À la fin des années 1920, c’est donc dans l’esprit que proposait Lotka pour la biophysique que Rashevsky se livre à des tentatives de théorisations physico-mathématiques de la croissance et de la division de la cellule. Il essaie de montrer si l’on peut quantifier a priori la taille critique à partir de laquelle une cellule entre en division. Se séparant d’abord sciemment du mécanicisme réducteur de d’Arcy Thompon, son premier essai consiste en une théorie électrico-mathématique. La conviction que ce ne sont pas des phénomènes électriques (des flux d’ions dans les membranes) mais des phénomènes mécaniques (donc essentiellement le métabolisme en tant que phénomène mécanique principal au niveau cellulaire) qui mènent au processus de division cellulaire et de prolifération sera un des résultats majeurs de ces premières recherches. Mais c’est bien en travaillant d’abord dans une perspective d’électrophysiologie 278 que Rashevsky se propose une « théorie physico-mathématique de l’excitation et de l’inhibition » 279 électrique au niveau des tissus. Pour expliquer le fait expérimental de la résistance électrique des tissus organiques, il introduit la notion d’accommodation ; ce qui fait du processus électrophysiologique un phénomène dit à « deux facteurs », l’un concurrençant l’autre : l’excitation et l’accommodation. Au moyen de cette notion d’accommodation électrique, il pense, par la suite, pouvoir expliquer la division cellulaire et, pourquoi pas, la morphogenèse des métazoaires.

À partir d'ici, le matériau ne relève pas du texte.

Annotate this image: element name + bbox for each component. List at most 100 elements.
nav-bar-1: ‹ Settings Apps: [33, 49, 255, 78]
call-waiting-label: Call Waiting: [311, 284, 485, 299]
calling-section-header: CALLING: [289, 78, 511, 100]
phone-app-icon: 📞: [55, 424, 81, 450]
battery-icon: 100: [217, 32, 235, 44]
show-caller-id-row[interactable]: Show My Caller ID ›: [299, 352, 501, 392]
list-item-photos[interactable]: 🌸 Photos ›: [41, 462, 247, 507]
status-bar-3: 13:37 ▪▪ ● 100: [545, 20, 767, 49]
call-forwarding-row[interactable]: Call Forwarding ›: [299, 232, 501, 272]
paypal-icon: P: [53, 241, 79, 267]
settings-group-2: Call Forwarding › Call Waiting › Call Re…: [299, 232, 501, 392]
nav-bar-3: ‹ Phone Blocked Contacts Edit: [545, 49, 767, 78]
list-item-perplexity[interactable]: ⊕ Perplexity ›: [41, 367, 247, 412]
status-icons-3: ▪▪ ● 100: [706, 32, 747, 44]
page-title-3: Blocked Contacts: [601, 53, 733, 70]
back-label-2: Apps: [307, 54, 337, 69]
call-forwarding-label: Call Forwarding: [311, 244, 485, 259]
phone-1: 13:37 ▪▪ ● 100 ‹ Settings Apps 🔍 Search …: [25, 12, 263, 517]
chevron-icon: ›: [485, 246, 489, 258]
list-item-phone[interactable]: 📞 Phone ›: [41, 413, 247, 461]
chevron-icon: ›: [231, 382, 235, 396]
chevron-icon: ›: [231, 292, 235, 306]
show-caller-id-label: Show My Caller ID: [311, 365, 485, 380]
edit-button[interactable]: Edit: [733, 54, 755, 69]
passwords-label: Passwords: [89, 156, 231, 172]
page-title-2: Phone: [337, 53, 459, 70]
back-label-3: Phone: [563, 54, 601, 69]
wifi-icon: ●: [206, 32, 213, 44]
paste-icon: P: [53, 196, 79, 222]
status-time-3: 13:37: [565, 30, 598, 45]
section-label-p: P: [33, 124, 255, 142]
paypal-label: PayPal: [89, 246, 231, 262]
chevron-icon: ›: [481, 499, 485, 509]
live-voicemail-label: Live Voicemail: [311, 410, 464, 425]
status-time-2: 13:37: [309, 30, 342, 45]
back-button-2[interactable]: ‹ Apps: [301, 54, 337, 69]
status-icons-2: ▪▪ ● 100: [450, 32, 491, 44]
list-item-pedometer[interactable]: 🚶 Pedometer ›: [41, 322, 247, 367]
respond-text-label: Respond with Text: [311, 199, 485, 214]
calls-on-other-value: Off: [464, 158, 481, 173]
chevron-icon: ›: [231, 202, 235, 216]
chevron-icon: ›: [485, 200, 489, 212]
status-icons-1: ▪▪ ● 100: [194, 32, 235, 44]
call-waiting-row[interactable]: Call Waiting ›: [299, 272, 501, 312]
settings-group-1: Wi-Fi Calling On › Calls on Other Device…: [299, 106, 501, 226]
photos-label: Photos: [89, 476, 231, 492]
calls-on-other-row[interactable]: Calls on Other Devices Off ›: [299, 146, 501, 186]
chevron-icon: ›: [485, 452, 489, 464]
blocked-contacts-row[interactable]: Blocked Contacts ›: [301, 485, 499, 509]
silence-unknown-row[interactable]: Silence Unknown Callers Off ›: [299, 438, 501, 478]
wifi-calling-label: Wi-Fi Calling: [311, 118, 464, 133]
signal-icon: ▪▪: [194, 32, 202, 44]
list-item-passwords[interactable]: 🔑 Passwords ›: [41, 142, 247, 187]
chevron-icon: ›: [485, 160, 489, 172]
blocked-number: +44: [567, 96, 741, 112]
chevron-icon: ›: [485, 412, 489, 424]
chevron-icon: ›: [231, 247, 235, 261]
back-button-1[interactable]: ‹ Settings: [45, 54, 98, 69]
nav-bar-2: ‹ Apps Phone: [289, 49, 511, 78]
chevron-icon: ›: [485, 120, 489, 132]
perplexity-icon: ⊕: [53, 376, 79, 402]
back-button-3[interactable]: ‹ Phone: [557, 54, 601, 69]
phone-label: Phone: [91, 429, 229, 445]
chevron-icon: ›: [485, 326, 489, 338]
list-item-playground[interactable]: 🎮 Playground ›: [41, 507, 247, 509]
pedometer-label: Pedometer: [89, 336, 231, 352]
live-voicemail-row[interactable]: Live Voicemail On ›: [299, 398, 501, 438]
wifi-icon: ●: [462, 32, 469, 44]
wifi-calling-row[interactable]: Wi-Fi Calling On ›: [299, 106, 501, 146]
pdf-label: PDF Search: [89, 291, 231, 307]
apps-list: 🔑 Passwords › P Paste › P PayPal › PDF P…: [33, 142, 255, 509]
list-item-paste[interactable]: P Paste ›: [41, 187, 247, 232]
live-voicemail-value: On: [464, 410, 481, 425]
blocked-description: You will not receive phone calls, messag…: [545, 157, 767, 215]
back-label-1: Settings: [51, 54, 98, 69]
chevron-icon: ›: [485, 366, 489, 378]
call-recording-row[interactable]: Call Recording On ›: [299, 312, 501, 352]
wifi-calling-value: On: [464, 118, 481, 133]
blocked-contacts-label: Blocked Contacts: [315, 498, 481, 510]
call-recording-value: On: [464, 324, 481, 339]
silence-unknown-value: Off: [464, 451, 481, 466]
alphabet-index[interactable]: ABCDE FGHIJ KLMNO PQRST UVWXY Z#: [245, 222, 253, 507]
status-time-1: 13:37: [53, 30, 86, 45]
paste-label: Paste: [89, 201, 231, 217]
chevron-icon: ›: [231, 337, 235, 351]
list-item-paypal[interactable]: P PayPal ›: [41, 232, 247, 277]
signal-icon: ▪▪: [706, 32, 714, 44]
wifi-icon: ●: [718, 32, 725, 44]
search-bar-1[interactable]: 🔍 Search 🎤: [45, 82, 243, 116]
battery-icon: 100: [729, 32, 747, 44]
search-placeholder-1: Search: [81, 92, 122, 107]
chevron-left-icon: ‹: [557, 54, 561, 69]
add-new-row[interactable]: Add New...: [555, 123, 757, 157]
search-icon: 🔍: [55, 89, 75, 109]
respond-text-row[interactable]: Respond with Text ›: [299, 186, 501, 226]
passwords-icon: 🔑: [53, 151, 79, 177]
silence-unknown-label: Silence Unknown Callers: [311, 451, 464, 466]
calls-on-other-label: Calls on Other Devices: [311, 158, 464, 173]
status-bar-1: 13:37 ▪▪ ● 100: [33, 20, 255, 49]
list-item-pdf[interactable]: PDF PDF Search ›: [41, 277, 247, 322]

Mais c’est un échec. Il l’évoquera lui-même encore très laconiquement en 1960 : « une étude mathématique des conséquences de ces hypothèses révéla qu’elles étaient intenables quantitativement » 280 . L’ordre de grandeur des forces d’origine électrique obtenu par la théorie ne correspond en effet en rien à celui qu’il faut supposer au vu des données mesurées sur la mécanique des membranes. Il n’est donc même pas besoin de se livrer à une enquête expérimentale plus poussée. Il faut rejeter cette application de la théorie électrique au développement cellulaire et à l’embryogenèse comme, avec elle, la mathématisation qu’elle promettait 281 .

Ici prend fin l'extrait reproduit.